After ten years of dealing with Joan and more than a few slammed doors and stamped feet (on both sides), not to
mention a handful of “Alex, your fucking mother is driving me MAD!”s, we've now reached a kind of truce. If she can avoid competitively criticizing my parenting skills, or lack thereof, and stick to the stuff we both agree on, i.e. food, which is Joan's great passion and happens to be my career, we're fine.

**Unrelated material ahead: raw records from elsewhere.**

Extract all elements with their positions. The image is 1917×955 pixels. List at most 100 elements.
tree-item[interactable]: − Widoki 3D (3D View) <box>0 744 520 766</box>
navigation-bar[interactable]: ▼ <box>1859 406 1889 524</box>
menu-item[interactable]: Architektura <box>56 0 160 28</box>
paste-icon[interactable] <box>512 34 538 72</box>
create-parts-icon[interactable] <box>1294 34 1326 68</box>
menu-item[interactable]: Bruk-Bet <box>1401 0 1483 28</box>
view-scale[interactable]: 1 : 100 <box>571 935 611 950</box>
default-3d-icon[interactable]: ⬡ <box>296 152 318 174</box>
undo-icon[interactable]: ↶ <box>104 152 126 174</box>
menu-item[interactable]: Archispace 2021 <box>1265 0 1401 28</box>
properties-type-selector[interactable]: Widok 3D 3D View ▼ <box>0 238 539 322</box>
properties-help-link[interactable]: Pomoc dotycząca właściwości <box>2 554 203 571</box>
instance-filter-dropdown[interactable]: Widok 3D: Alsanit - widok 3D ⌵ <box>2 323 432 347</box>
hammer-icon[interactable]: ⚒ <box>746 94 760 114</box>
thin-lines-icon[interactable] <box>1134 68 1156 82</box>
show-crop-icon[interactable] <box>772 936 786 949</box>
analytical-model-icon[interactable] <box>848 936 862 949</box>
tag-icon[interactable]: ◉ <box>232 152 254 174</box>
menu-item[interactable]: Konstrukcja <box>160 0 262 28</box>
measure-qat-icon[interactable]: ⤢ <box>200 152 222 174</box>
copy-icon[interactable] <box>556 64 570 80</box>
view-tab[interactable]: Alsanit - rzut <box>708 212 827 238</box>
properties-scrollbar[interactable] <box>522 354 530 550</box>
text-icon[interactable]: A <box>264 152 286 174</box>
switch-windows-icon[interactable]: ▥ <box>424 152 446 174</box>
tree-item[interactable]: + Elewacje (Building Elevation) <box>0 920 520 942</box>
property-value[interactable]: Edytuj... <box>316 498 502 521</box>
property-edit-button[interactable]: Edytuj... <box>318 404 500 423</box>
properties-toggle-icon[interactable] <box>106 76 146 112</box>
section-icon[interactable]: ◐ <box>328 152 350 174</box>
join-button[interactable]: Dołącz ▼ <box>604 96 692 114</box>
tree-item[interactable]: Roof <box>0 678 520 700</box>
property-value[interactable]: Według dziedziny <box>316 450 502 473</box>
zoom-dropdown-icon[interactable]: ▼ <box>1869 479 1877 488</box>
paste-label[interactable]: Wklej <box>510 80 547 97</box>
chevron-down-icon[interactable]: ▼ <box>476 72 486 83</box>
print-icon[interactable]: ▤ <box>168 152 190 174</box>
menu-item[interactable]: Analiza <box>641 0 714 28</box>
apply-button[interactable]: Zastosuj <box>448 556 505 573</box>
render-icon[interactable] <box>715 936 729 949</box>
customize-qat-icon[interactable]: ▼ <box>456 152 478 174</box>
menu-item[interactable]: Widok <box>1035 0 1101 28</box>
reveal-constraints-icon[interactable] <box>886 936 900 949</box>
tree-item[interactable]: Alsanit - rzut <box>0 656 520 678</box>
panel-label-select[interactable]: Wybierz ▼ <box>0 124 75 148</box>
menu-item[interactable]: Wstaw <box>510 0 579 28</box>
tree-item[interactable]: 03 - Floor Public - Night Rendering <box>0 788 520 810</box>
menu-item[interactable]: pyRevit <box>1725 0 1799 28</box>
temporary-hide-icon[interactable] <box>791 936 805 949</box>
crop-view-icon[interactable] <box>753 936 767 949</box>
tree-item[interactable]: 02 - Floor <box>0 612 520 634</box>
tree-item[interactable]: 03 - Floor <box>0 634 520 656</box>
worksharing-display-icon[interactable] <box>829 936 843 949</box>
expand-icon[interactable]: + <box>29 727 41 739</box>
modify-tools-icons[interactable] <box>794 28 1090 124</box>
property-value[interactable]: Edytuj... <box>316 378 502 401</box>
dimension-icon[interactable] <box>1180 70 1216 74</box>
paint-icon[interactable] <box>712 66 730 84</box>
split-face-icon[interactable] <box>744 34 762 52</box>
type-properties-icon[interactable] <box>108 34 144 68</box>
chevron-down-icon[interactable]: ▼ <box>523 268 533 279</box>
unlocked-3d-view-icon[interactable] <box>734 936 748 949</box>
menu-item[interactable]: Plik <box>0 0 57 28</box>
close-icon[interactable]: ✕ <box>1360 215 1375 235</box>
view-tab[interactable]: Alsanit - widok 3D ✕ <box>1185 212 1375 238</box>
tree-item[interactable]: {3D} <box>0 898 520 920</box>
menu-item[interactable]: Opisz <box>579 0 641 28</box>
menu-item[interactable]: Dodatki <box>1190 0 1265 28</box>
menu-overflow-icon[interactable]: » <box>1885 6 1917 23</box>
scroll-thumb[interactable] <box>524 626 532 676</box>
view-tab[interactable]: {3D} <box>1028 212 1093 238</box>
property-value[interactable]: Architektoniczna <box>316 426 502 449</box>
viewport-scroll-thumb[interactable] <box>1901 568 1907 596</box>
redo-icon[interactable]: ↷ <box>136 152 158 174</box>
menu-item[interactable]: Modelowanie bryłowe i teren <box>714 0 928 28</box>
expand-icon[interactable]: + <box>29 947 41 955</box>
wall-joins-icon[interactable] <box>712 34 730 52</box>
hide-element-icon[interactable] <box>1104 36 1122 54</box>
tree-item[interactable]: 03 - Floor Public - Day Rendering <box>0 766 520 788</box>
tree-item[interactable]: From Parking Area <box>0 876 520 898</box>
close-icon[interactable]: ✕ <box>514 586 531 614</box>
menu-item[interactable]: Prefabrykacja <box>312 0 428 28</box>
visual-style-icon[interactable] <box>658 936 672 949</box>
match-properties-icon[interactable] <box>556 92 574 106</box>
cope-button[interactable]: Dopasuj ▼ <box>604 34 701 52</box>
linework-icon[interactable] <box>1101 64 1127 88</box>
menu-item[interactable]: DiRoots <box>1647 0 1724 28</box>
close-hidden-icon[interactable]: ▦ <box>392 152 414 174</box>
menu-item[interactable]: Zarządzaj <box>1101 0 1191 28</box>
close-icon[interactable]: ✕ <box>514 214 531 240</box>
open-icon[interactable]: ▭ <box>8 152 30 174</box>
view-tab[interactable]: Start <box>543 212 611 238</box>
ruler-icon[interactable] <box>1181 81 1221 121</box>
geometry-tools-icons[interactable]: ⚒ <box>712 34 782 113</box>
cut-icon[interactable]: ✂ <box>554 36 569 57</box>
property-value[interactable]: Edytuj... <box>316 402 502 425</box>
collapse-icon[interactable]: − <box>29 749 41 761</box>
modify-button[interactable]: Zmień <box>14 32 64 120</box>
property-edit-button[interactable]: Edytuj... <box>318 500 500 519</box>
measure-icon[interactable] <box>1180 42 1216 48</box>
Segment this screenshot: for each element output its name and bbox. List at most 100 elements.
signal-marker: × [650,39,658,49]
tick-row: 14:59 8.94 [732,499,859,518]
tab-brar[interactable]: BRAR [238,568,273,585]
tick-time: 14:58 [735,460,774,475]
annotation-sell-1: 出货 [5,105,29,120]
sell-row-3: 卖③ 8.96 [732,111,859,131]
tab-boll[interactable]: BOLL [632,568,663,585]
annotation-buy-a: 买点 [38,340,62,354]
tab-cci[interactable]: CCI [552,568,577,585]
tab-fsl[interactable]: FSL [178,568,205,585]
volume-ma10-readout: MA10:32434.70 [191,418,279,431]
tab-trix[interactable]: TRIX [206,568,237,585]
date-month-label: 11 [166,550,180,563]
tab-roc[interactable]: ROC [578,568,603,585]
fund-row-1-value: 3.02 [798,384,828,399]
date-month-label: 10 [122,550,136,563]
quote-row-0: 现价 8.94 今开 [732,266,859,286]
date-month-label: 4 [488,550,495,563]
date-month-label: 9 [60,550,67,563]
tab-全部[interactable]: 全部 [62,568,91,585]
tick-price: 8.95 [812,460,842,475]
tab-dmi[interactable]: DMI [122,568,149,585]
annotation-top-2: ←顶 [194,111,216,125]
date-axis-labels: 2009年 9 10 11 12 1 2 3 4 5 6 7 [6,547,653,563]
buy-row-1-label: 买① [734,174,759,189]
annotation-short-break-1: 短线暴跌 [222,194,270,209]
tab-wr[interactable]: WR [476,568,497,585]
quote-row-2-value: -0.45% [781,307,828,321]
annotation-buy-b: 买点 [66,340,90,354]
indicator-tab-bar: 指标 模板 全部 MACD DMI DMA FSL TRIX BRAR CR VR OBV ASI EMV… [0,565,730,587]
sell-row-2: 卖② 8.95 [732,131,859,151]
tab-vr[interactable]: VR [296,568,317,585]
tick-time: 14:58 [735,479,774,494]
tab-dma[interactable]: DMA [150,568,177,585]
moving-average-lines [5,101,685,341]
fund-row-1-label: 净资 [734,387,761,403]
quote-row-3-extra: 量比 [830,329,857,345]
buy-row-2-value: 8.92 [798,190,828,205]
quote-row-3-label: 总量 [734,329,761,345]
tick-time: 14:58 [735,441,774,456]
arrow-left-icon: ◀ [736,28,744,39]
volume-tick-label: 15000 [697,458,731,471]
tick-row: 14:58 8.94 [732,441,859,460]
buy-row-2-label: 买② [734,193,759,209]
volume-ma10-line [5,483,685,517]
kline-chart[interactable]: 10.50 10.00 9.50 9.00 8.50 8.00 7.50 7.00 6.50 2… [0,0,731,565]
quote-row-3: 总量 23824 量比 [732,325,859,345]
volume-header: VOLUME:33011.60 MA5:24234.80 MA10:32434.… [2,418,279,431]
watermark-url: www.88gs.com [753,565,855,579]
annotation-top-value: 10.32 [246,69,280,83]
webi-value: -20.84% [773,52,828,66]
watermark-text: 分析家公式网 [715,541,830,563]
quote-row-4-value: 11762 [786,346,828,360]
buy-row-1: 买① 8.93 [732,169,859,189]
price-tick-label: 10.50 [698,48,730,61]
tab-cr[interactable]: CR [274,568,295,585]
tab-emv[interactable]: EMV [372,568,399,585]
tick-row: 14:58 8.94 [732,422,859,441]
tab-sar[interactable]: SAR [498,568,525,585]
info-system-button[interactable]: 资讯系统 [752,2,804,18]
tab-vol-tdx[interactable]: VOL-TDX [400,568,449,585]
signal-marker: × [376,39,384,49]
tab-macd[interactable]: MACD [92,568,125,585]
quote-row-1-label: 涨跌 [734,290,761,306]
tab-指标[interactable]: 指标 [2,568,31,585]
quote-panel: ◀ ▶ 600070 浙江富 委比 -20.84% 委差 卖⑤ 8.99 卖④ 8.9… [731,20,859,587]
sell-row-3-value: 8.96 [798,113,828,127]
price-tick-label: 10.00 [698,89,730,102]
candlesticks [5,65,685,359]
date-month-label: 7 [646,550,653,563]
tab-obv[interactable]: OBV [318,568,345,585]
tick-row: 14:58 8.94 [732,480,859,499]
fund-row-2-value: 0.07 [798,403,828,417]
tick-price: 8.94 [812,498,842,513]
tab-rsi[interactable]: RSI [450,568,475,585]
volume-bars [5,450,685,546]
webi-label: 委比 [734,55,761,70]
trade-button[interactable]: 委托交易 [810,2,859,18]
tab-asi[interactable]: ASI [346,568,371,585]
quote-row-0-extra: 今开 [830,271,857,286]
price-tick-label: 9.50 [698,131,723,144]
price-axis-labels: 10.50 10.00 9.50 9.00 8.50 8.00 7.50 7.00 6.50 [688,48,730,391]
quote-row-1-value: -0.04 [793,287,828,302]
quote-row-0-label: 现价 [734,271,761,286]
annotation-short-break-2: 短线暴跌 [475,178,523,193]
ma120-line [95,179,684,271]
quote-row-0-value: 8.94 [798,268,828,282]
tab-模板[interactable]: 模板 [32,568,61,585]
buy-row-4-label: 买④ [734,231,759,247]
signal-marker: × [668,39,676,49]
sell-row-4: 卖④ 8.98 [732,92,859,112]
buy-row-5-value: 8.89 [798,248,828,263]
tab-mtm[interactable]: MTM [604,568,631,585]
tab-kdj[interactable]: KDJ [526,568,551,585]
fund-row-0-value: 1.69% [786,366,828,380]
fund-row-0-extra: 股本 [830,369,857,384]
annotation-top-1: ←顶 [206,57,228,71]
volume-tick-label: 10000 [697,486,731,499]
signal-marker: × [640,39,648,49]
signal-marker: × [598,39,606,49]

I'm a restaurant critic. Did I tell you that? Apologies—distracted. If push came to shove I could probably struggle by without sex, but I couldn't cope without having food at the center of my life. If I couldn't have either, I would become a recluse and retreat to a darkened room where I'd grow twelve-inch fingernails and watch films like
Tampopo
(foodily erotic) and
Babette's Feast
(erotically foodie). And even though I think
Last Tango In Paris
is about as sexy as a cholesterol test, remaking it with
I Can't Believe It's Not Butter
would've been a disaster. Anyway.

“This looks very good, Joan. Anything I can do?”

“No, darling. I have these wonderful girls,” (at which point Joan waved an arm proprietorially around the kitchen), “and they're doing marvelous things, but of course I always appreciate your expert eye!”